The audit of Information Security is a comprehensive assessment, which is allowed, in order to assess the current condition of Information Security in the business and to plan timely actions in order to increase the level of security.
The audit of Information Security is conducted when a current necessity of independent assessment of the condition of Information Security is needed.
- If there is a change in the strategy of the company
- In case of mergers or acquisitions
- When there are significant changes in the organizational structure of the company or change of leadership
- When there are new internal or external requirements for Information Security
- In the event of significant changes in the business processes and IT infrastructure
The audit can be done for the company as a whole and for various critical areas, business processes and information systems. The audit should be carried out by experts that are qualified and internationally certified to conduct an audit and have rich experience in auditing in various industries.

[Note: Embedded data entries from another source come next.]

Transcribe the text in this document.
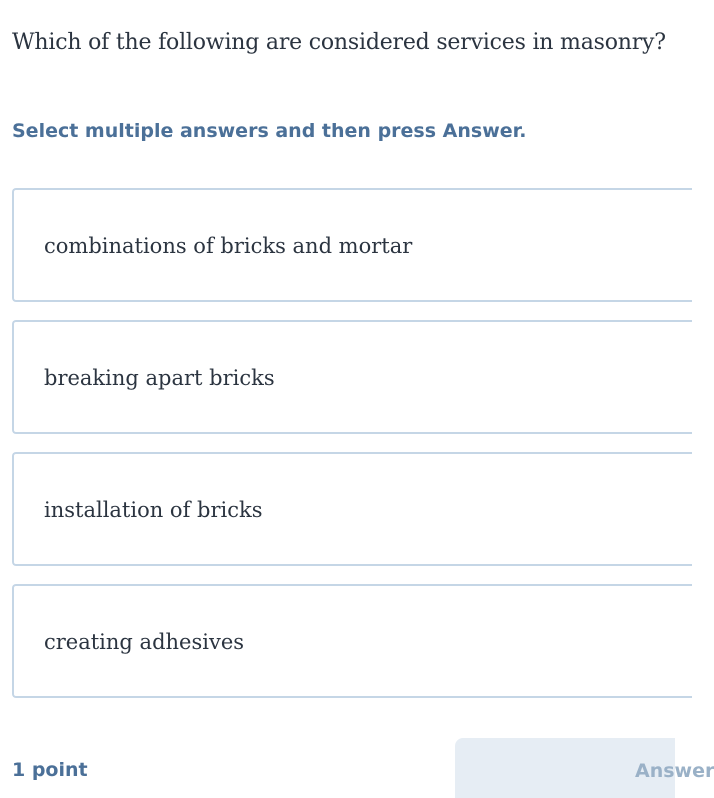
Which of the following are considered services in masonry?

Select multiple answers and then press Answer.

combinations of bricks and mortar
breaking apart bricks
installation of bricks
creating adhesives
1 point	Answer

Flexibility and individual approach allow the auditing body to take into account the specific requirements and characteristics of each particular business organization.
THE RULES OF AUDIT
- Analysis of the organizational and administrative documents of the company
- Interviews with employees of the organization: representatives from the business units, the administrators and developers of information systems, professionals in Information Security
- Technology for inspection of office space in terms of physical security of the IT infrastructure
- Analysis of the configuration settings of hardware and software
- Auditing of special hardware (scanners, security analysis, control of the leakage of information, etc.)
- Penetration testing
- Assessment of the knowledge of workers in the field of Information Security
REMEMBER: An extra special examination can be made that takes into account the particularities of the audited company. If necessary, in the phase of the study, additional information may be collected, that is needed for the implementation of other projects, which hereinafter will save additional resources for the organization and will help the distribution of its budget.
INDEPENDENT vs. INTERNAL IT AUDIT
OBJECTIVE- An independent audit is usually performed either due to regulatory requirements or those of third parties wishing to enter in collaborative or supplier relations, an outsourcing partner, for example. Internal audits are usually mandated by management and are more focused on business operations and their continuity.

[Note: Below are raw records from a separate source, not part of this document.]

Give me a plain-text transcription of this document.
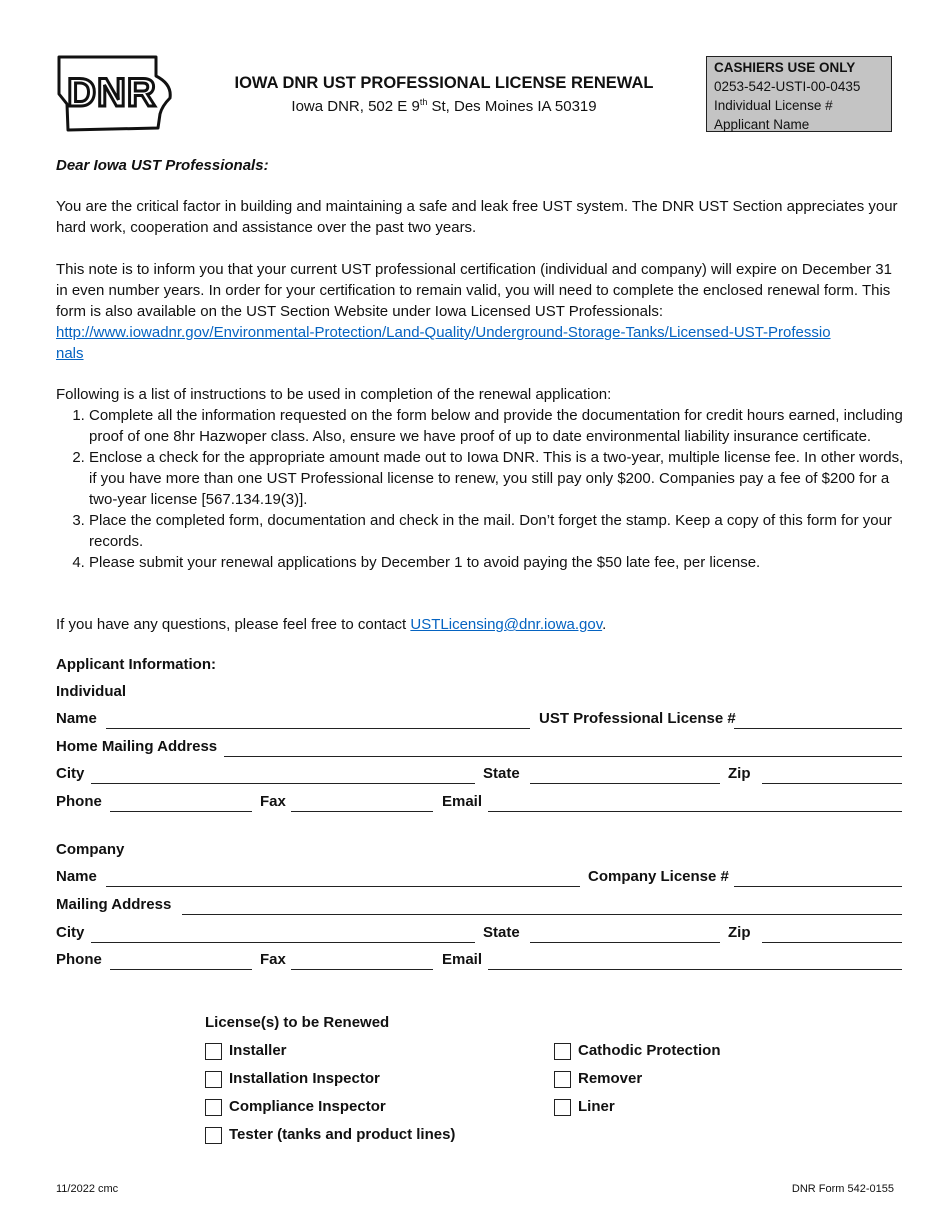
DNR	IOWA DNR UST PROFESSIONAL LICENSE RENEWAL
Iowa DNR, 502 E 9th St, Des Moines IA 50319
CASHIERS USE ONLY
0253-542-USTI-00-0435
Individual License #
Applicant Name
Dear Iowa UST Professionals:
You are the critical factor in building and maintaining a safe and leak free UST system. The DNR UST Section appreciates your hard work, cooperation and assistance over the past two years.
This note is to inform you that your current UST professional certification (individual and company) will expire on December 31 in even number years. In order for your certification to remain valid, you will need to complete the enclosed renewal form. This form is also available on the UST Section Website under Iowa Licensed UST Professionals:
http://www.iowadnr.gov/Environmental-Protection/Land-Quality/Underground-Storage-Tanks/Licensed-UST-Professionals
Following is a list of instructions to be used in completion of the renewal application:
1. Complete all the information requested on the form below and provide the documentation for credit hours earned, including proof of one 8hr Hazwoper class. Also, ensure we have proof of up to date environmental liability insurance certificate.
2. Enclose a check for the appropriate amount made out to Iowa DNR. This is a two-year, multiple license fee. In other words, if you have more than one UST Professional license to renew, you still pay only $200. Companies pay a fee of $200 for a two-year license [567.134.19(3)].
3. Place the completed form, documentation and check in the mail. Don’t forget the stamp. Keep a copy of this form for your records.
4. Please submit your renewal applications by December 1 to avoid paying the $50 late fee, per license.
If you have any questions, please feel free to contact USTLicensing@dnr.iowa.gov.
Applicant Information:
Individual
Name	UST Professional License #
Home Mailing Address
City	State	Zip
Phone	Fax	Email
Company
Name	Company License #
Mailing Address
City	State	Zip
Phone	Fax	Email
License(s) to be Renewed
Installer
Installation Inspector
Compliance Inspector
Tester (tanks and product lines)
Cathodic Protection
Remover
Liner
11/2022 cmc	DNR Form 542-0155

AUDITORS- An independent audit is carried out by an external team, while internally audits are performed by members of staff. While the independent auditor may provide a more "fair view" of the current state, the internal audit may reflect a business's proprietary technological and organizational characteristics more closely, with in-depth findings.
REPORTING- Usually, the independent IT audit will result in the main report being in a format required by auditing standards, with a focus on whether the Information Security claims of the company give a true and fair view and comply with requirements. These reports, whether formal or not, are designed to provide a status snapshot, rather than go into detailed recommendations on how to make things better.
Internal audit should produce a tailored report about how the risks and objectives are being managed - with a focus on helping the business move forward. As such, internal audit reports are expect to contain recommendations for improvement of the organization's Information Security.